Max Roglund made the same argument in WTJ 70.2 (Fall 2008), pp. 239-244. The argument is rather severely overstated. Not enough research has been done on the _weqatal_ form to determine that it always has imperfective force. In fact, as even the author of the article quoted admits, the reckoning is not imperfective. One wonders how the non-imperfective reckoning could be commensurate with an imperfective believing. Paul, rather plainly, does not view justifying faith in this way. I will take Paul's view over Hebrew grammarians any day of the week.


----------



## KeithW (Mar 8, 2015)

greenbaggins said:


> Paul, rather plainly, does not view justifying faith in this way. I will take Paul's view over Hebrew grammarians any day of the week.


Agreed.

I don't know Hebrew or Greek but context needs to be considered when looking at Gen. 15:6. The context of verse 6 is verses 4 and 5, which contain a specific promise God is making to Abraham.

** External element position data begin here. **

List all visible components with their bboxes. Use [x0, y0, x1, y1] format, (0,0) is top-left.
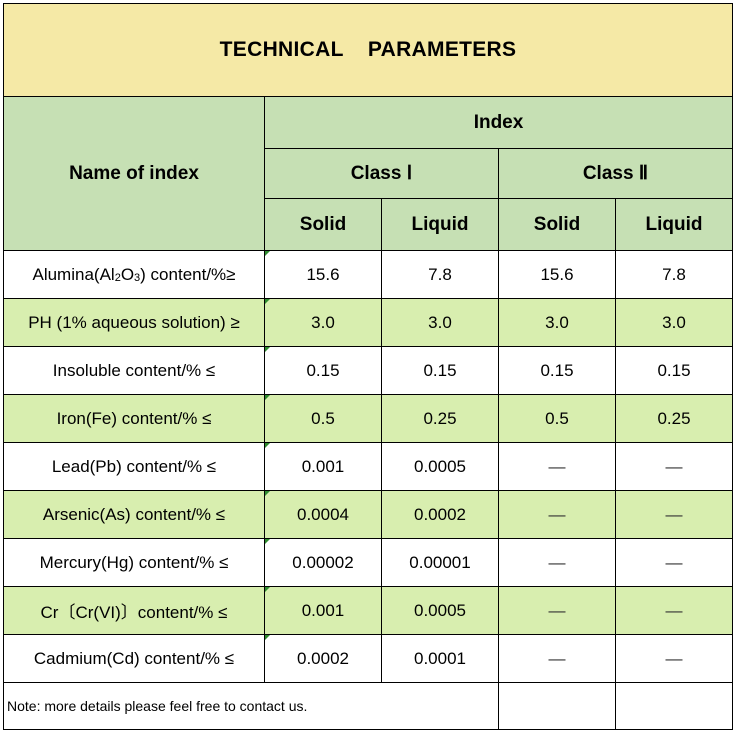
value-cell: 0.0005: [381, 442, 499, 491]
table-row: Lead(Pb) content/% ≤ 0.001 0.0005 — —: [3, 442, 733, 491]
title-part-1: TECHNICAL: [219, 38, 344, 61]
row-name-arsenic: Arsenic(As) content/% ≤: [3, 490, 265, 539]
table-row: Cr〔Cr(VI)〕content/% ≤ 0.001 0.0005 — —: [3, 586, 733, 635]
header-class2-solid: Solid: [498, 198, 616, 251]
value-cell: —: [615, 490, 733, 539]
header-index: Index: [264, 96, 733, 149]
value-cell: 0.15: [498, 346, 616, 395]
header-class2-liquid: Liquid: [615, 198, 733, 251]
header-class1-solid: Solid: [264, 198, 382, 251]
header-class-1: Class Ⅰ: [264, 148, 499, 199]
table-row: Cadmium(Cd) content/% ≤ 0.0002 0.0001 — …: [3, 634, 733, 683]
value-cell: 0.25: [381, 394, 499, 443]
footnote: Note: more details please feel free to c…: [3, 682, 499, 730]
value-cell: 0.5: [498, 394, 616, 443]
row-name-insoluble: Insoluble content/% ≤: [3, 346, 265, 395]
value-cell: 0.00001: [381, 538, 499, 587]
value-cell: —: [498, 442, 616, 491]
table-title: TECHNICAL PARAMETERS: [3, 3, 733, 97]
value-cell: —: [615, 634, 733, 683]
value-cell: —: [498, 634, 616, 683]
value-cell: 7.8: [381, 250, 499, 299]
value-cell: —: [498, 490, 616, 539]
row-name-lead: Lead(Pb) content/% ≤: [3, 442, 265, 491]
value-cell: 0.0004: [264, 490, 382, 539]
empty-cell: [615, 682, 733, 730]
table-row: Iron(Fe) content/% ≤ 0.5 0.25 0.5 0.25: [3, 394, 733, 443]
row-name-ph: PH (1% aqueous solution) ≥: [3, 298, 265, 347]
table-row: PH (1% aqueous solution) ≥ 3.0 3.0 3.0 3…: [3, 298, 733, 347]
value-cell: —: [615, 538, 733, 587]
value-cell: 3.0: [498, 298, 616, 347]
row-name-mercury: Mercury(Hg) content/% ≤: [3, 538, 265, 587]
row-name-cadmium: Cadmium(Cd) content/% ≤: [3, 634, 265, 683]
value-cell: 3.0: [264, 298, 382, 347]
table-row: Insoluble content/% ≤ 0.15 0.15 0.15 0.1…: [3, 346, 733, 395]
table-row: Mercury(Hg) content/% ≤ 0.00002 0.00001 …: [3, 538, 733, 587]
table-row: Arsenic(As) content/% ≤ 0.0004 0.0002 — …: [3, 490, 733, 539]
header-name-of-index: Name of index: [3, 96, 265, 251]
value-cell: 0.0001: [381, 634, 499, 683]
header-class-2: Class Ⅱ: [498, 148, 733, 199]
value-cell: 0.15: [381, 346, 499, 395]
value-cell: 15.6: [264, 250, 382, 299]
value-cell: 3.0: [381, 298, 499, 347]
value-cell: 0.15: [615, 346, 733, 395]
value-cell: —: [615, 586, 733, 635]
table-row: Alumina(Al2O3) content/%≥ 15.6 7.8 15.6 …: [3, 250, 733, 299]
row-name-chromium: Cr〔Cr(VI)〕content/% ≤: [3, 586, 265, 635]
parameters-table: TECHNICAL PARAMETERS Name of index Index…: [3, 3, 733, 730]
value-cell: —: [615, 442, 733, 491]
value-cell: 0.0002: [381, 490, 499, 539]
title-part-2: PARAMETERS: [367, 38, 517, 61]
value-cell: 0.001: [264, 586, 382, 635]
value-cell: 0.00002: [264, 538, 382, 587]
value-cell: —: [498, 586, 616, 635]
value-cell: 0.001: [264, 442, 382, 491]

While the inspired writings of Paul quoted Gen. 15:6 in Rom. 4:3, Paul did not stop there.



KJV said:


> And being not weak in faith, he considered not his own body now dead, when he was about an hundred years old, neither yet the deadness of Sara's womb: He staggered not at the promise of God through unbelief; but was strong in faith, giving glory to God; *And being fully persuaded that, what he had promised, he was able also to perform*. And therefore it was imputed to him for righteousness. (Rom. 4:19-22)



Rom. 4:21 "And being fully persuaded that, what he had promised, he was able also to perform" is the inspired commentary on what was meant in Gen. 15:6 by the word "believed". And _that_ type of faith was imputed as righteousness.


----------